In a dynamic random access memory (DRAM), a plurality of memory cells are formed in a matrix manner on a substrate. Each memory cell in the DRAM includes at least one transistor and at least one capacitor. For high density, a memory cell typically includes a single capacitor and either one or as few transistors as needed to provide conduction between the capacitor and first level read/write circuits, while conserving chip area. In present DRAMs, the capacitor of the memory cell is constructed according to one of two different, alternative technologies in which it is located either in the lower part of a deep trench, or stacked in a level above the substrate-level transistor. DRAMs having stacked capacitors generally have less planarity than deep trench capacitors. Therefore, where a high degree of planarity is needed, trench capacitor structures are preferred.
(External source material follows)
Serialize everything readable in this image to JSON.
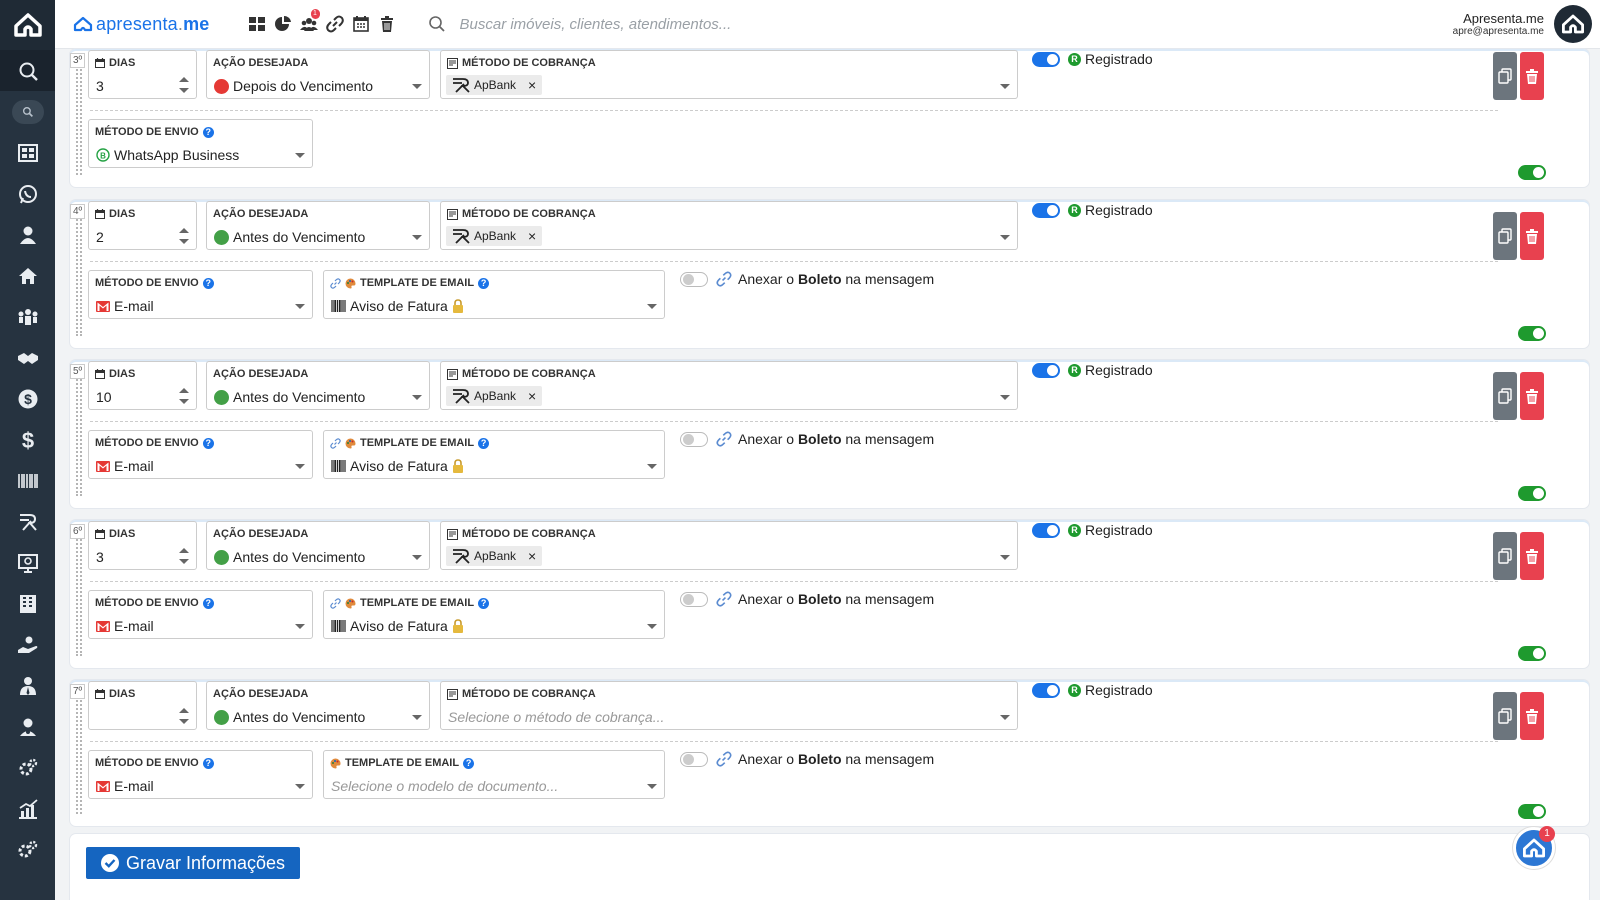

In DRAMs as well as in other circuits, it is desirable that a semiconductor chip hold as many circuits and memory cells as possible per unit area. However, while the size of capacitors and devices shrinks from one generation to the next, the operating voltages, logic levels and minimum sensing currents are not reduced at the same rate, such that proportionally greater capacitance is required from the memory cell capacitor in each succeeding generation. One way to increase capacitance is by reducing the thickness of the capacitor dielectric. However, if the capacitor dielectric becomes too thin, an unacceptable number of capacitors in the chip can exhibit excessively high leakage across the dielectric, and therefore render the chip unusable.
Higher capacitance can be achieved without reducing dielectric thickness by using high-K dielectric materials having higher dielectric constants than those conventionally used in DRAMs, of which silicon dioxide is principally used. Amorphous silicon dioxide has a dielectric constant of 3.9. However, forming a high-K dielectric material in a trenched structure poses challenges. High-K dielectric materials have usually been used only in conjunction with stacked capacitor memory cells. But since the trench structure is needed to achieve surface flatness in many circuits, there is a need to incorporate a high-K dielectric node dielectric in a trench capacitor structure. It would further be desirable to form the node dielectric and device gate dielectric of a trench DRAM memory cell at the same time. It would further be desirable to incorporate such trench capacitor node dielectric and device gate dielectric formed at the same time in a DRAM cell having a vertical transistor located above the trench capacitor.